I had a shop for a while, started out as a hobby, then I started building 1000 yard match rifles for members of the Alaska National Guard Rifle team.
About the same time I saw a friend of mine go belly up, couldnt make a go of it. He was a dern good smith too.
One day I was off work because I injured my hand. I was hanging around his shop when a guy from the auto parts store next door came in wanted 4 wheel spacers openned up .020 for a larger hub. My friend started ranting about being a gun shop and not a machine shop. Good friendly fuss started. While he and the auto parts guy was fussing, I took the hubs, using my buddies lathe, openned up the hubs. The four hubs took me 20 minutes total and I made $20 a peace. $80 Bucks in 20 minutes. My buddy just laughted and said he still wasnt a machine shop.
Later I desided to open my shop, working out of my garage. I put two adds in the yellow pages, one for Gunsmithing, one for Machine Shop. My phone rang off the hook. I did some work on guns, I did a lot of light machine shop work.
There are lots of Machine shops out there, few will take on the small nickle and dime jobs.

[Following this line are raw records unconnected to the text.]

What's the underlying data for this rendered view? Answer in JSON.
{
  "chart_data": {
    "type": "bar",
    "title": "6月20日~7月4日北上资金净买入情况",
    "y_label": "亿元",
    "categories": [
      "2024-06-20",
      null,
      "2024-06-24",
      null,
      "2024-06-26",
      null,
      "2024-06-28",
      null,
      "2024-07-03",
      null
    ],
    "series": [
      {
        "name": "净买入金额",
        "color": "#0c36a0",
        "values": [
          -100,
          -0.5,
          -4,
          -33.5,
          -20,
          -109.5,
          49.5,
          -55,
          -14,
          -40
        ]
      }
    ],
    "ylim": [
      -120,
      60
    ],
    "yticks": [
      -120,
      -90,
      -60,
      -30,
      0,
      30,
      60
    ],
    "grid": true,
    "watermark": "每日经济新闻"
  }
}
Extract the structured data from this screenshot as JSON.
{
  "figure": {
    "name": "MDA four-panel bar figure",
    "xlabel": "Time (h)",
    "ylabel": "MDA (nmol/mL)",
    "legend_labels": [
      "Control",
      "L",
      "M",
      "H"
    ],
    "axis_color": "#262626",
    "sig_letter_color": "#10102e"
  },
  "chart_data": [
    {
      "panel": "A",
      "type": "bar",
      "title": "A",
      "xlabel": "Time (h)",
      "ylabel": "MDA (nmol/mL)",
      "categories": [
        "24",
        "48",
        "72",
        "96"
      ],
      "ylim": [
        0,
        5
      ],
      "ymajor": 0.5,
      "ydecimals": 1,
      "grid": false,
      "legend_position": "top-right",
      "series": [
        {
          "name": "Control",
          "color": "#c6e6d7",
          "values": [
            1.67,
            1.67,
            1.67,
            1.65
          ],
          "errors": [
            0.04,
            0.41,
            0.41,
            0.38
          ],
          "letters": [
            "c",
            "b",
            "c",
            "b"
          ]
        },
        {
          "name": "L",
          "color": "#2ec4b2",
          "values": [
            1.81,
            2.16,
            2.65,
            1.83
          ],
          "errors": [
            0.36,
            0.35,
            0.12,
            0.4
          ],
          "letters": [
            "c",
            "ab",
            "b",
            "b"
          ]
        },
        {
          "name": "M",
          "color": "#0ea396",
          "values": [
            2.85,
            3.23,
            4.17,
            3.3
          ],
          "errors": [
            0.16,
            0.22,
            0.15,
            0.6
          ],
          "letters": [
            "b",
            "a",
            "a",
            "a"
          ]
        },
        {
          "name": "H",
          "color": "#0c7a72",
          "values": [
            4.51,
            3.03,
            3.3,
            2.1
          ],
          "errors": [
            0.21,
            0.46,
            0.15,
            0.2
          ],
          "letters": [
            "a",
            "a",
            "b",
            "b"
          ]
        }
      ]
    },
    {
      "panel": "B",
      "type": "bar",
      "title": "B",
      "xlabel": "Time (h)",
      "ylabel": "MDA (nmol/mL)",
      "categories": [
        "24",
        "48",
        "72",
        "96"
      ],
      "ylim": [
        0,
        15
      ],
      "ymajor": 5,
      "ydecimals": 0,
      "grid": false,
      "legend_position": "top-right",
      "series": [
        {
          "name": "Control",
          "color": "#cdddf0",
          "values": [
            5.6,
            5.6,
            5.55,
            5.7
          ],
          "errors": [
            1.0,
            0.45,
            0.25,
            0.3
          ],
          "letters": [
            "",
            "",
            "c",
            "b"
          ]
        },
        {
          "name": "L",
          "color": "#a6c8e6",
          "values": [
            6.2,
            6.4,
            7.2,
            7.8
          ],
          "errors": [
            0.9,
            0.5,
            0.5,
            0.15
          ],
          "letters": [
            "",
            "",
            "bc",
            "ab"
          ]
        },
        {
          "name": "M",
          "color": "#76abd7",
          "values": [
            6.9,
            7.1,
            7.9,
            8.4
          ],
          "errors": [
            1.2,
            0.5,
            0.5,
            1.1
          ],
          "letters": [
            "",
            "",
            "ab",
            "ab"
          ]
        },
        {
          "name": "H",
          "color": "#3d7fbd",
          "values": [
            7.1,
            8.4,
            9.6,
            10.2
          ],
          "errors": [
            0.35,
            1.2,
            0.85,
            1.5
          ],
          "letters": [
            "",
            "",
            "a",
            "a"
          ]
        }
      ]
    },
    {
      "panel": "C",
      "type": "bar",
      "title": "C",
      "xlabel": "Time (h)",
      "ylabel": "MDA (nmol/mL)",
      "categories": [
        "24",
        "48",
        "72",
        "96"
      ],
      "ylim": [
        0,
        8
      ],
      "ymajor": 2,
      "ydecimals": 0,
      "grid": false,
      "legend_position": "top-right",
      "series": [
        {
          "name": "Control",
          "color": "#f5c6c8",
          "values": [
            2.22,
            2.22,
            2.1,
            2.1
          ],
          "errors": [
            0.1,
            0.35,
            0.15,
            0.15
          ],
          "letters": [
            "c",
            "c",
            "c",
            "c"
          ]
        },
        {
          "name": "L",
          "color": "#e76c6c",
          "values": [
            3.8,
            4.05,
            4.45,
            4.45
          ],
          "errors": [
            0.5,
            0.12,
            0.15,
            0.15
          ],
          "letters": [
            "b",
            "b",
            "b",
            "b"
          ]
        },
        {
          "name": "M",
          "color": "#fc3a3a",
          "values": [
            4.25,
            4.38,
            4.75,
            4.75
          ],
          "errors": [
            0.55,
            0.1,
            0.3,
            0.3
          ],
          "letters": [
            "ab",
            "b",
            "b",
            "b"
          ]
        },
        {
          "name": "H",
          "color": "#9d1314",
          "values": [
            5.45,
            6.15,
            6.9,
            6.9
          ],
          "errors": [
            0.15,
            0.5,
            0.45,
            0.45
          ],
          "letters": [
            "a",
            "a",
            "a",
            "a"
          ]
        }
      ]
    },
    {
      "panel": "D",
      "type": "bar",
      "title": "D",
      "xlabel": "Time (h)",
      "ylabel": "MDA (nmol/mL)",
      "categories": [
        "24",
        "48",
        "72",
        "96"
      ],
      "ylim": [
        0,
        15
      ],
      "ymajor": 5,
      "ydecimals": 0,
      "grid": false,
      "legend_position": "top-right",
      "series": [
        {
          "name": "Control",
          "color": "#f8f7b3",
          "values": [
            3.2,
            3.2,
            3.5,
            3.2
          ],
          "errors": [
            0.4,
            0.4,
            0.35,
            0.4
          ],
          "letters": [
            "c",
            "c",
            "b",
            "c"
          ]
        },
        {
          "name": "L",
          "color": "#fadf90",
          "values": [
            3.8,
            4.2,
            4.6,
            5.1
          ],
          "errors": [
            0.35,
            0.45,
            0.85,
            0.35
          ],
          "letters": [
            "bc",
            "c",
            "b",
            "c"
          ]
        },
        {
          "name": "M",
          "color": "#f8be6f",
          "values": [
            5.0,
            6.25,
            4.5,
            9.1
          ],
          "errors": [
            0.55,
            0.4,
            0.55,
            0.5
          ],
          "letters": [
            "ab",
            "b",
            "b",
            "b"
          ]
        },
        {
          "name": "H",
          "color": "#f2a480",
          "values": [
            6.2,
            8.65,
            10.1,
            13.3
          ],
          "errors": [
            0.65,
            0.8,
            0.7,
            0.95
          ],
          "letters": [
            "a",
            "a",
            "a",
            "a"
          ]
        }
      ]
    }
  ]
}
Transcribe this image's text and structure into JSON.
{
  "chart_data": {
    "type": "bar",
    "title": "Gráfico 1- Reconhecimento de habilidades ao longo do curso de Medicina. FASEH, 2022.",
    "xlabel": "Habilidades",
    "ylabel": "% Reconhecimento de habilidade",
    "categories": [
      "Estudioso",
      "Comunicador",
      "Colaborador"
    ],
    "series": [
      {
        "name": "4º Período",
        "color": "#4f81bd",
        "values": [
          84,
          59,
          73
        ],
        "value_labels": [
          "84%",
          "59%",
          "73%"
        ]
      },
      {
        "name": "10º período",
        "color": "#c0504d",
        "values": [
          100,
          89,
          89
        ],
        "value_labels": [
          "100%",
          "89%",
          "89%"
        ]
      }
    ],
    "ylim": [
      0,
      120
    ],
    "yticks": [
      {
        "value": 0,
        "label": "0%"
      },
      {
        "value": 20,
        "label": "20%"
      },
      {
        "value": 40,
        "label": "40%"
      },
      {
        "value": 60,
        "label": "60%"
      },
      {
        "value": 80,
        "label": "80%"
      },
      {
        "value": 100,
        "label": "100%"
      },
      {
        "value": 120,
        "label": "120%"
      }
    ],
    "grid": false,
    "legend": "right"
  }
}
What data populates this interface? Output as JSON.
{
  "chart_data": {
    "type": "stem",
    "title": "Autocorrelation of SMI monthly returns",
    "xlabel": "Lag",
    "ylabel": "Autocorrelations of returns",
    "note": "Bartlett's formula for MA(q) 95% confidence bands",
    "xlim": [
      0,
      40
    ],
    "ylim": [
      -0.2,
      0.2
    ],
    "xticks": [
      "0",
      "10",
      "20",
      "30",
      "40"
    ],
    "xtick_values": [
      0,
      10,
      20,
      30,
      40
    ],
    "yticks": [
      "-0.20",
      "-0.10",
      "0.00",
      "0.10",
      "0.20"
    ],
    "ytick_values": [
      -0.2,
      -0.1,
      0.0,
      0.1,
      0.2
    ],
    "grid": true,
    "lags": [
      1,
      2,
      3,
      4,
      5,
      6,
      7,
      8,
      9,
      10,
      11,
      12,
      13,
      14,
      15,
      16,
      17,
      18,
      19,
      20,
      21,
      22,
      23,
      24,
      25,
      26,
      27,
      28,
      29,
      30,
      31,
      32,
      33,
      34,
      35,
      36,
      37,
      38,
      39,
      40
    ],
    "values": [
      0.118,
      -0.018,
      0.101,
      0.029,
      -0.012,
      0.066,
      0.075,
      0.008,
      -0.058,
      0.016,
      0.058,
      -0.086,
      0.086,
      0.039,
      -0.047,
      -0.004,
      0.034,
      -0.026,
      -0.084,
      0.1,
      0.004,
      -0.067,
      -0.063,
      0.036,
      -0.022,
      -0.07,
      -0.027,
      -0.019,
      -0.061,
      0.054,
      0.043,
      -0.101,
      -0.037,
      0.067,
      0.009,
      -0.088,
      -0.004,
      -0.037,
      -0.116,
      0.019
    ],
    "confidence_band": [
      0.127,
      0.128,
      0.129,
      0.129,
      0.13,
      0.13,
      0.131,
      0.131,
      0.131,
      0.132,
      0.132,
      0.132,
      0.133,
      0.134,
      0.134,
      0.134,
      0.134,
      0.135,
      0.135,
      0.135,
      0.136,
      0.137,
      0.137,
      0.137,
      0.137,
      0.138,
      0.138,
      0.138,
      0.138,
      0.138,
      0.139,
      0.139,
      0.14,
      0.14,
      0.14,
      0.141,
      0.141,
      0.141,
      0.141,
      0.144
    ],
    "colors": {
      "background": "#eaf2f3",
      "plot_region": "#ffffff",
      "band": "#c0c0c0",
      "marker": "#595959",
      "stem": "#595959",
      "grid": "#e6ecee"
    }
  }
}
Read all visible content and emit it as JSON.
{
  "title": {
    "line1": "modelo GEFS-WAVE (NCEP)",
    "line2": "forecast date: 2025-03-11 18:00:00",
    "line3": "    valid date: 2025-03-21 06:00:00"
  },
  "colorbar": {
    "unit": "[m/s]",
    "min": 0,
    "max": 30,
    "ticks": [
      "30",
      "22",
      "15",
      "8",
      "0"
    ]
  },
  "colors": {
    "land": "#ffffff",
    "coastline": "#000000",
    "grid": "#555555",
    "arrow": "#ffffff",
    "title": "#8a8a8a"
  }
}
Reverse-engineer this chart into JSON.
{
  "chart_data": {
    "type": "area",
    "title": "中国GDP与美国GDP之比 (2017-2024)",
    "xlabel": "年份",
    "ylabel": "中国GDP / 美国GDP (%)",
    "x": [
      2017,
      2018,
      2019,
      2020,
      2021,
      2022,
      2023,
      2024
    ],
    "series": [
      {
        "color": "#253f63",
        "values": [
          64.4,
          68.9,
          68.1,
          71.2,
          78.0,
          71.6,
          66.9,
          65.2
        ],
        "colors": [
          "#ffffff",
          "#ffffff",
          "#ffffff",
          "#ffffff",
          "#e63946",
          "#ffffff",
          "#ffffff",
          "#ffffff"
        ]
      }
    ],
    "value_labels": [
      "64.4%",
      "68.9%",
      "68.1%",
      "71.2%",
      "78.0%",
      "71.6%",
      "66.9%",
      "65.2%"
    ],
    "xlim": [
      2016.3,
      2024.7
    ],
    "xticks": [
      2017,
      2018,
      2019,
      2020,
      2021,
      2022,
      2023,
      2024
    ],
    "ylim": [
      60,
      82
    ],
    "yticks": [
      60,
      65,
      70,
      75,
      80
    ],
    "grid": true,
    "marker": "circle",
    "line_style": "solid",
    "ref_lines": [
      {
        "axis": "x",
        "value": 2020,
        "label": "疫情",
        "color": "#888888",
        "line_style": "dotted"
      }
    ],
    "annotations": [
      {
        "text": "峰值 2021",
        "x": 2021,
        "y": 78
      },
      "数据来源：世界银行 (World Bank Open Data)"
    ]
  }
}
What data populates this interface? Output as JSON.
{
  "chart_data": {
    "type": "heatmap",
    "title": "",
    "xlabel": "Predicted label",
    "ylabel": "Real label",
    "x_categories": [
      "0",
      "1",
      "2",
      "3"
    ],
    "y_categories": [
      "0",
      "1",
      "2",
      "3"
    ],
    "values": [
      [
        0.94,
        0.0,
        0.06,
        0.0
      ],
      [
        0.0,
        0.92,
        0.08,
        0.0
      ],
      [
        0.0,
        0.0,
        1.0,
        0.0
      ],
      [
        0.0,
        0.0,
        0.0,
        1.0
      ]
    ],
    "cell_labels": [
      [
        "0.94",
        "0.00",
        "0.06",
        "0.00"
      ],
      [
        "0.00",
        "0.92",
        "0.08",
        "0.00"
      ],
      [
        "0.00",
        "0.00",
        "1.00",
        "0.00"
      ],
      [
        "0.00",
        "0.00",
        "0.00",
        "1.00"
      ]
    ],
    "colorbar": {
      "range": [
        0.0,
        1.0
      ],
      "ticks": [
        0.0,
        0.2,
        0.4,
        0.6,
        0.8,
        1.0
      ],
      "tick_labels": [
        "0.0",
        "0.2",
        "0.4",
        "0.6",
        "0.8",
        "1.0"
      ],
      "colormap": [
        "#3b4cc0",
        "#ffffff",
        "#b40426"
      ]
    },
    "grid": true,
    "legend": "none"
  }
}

I did, I was making dern good money that supported my gun hobby.
The problem is, I was working full time, running a National Guard Unit, and raising a family. I ended up ruining a good hobby. I got were I hated to get up. I spent all my awake, not working time in the shop.
I closed up. Firguring I would start up again when I retired. Instead I desided to be retired. I only work on my stuff, build a gun every now and then for my kids or grandkids, but my main hobby now is chasing my granddaughter's basketball/Vollyball teams all over the state.
You need equipment, lathe, milling machine, belt sanders, grinders (polishing and grinding) air compressor, bluing tanks, welders, gas, arc and mig. Not to mention the tons of small tools and gigs, but you can make a lot of them.
If you get started, have the machinery, and skills, don't be afraid to take in light machine work. Guy here in town does light machining. Most of his buisness comes from the larger machine shops. The large shops say anything under $1000 is a small job and wont talk to you. For 15+ years he's been trying to get me to open up to take some slack off him. I don't want to work, I want to be retired. Still neighbors bring me projects.
The name of the game is DIVERSIFY. As you progress, if you do good work, and provide good service, your gunsmithing will grow. Until then machine work will feed your family.